Well if its sample standard deviation you have to divide by n-1 which is 4. Thats probably how you got 10. But you have to take the square root of that value.

Answer 5

& itss outta 40 & 8 too

Answer 6

40 is not correct. You need to divide by n or n-1
You divide by n if the data set is the population. By n-1 if its a sample.
If we just assume its the population you get sqrt(8). Remember to take the square root

Answer 7

i think itss 10

Answer 8

i did it in a standard deviation calculator & it qive me 3.16228 this & to qet thts is 10

Answer 9

"If you simply want to quantify the variation in a particular set of data, and don't plan to extrapolate to make wider conclusions, then you can compute the SD using n in the denominator. The resulting SD is the SD of those particular values. It makes no sense to compute the SD this way if you want to estimate the SD of the population from which those points were drawn.
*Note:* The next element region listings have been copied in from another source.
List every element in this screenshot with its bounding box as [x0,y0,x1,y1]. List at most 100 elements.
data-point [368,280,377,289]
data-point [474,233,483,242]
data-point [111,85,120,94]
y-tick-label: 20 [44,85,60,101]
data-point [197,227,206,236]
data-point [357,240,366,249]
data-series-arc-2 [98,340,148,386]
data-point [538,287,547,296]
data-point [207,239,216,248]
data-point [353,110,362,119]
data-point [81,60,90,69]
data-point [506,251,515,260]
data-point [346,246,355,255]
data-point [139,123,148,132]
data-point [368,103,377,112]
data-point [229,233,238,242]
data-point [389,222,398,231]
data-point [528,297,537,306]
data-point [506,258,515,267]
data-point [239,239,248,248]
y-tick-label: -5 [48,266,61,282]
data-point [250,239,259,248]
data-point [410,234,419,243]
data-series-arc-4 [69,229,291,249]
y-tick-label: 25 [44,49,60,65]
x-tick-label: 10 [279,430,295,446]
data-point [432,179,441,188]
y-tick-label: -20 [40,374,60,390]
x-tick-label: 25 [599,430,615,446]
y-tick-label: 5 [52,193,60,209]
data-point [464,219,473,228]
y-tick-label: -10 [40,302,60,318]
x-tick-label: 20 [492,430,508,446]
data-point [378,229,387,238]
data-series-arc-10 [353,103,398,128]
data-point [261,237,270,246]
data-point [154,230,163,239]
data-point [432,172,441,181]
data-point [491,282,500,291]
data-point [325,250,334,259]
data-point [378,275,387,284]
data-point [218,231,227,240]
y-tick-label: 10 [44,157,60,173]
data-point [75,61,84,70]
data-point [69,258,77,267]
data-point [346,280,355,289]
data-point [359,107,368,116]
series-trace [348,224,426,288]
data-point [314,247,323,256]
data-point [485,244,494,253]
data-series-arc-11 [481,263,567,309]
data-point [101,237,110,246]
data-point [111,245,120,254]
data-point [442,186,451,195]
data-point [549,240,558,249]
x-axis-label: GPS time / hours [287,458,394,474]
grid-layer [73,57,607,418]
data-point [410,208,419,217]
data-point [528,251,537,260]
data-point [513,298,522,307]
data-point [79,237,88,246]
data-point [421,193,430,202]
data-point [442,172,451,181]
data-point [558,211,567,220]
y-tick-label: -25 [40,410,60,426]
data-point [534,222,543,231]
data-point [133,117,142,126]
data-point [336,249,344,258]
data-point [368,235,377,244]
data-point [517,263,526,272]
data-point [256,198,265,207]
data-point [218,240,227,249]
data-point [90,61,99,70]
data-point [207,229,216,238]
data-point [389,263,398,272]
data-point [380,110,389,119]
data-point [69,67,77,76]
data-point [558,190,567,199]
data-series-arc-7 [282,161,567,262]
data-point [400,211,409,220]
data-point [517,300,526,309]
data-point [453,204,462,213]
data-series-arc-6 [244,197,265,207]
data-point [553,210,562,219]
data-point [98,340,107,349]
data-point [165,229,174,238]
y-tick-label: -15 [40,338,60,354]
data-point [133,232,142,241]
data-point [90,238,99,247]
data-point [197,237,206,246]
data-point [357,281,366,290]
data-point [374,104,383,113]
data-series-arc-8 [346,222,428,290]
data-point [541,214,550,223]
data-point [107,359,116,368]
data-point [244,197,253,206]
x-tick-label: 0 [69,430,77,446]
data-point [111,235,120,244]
It only makes sense to use n in the denominator when there is no sampling from a population, there is no desire to make general conclusions."
http://www.graphpad.com/faq/viewfaq.cfm?faq=1382

So we assume the data set given is the sample. Then sqrt(10) is right

Answer 10

yea

Answer 11

The population i mean =/

Answer 12

why Yu put tha sad face .

Answer 13

no 8

Answer 14

Because i would have left that wrong statement there.
So we assume this is the population and use n as the denominator. Gives sqrt(8)

Answer 15

yea

Answer 16

tag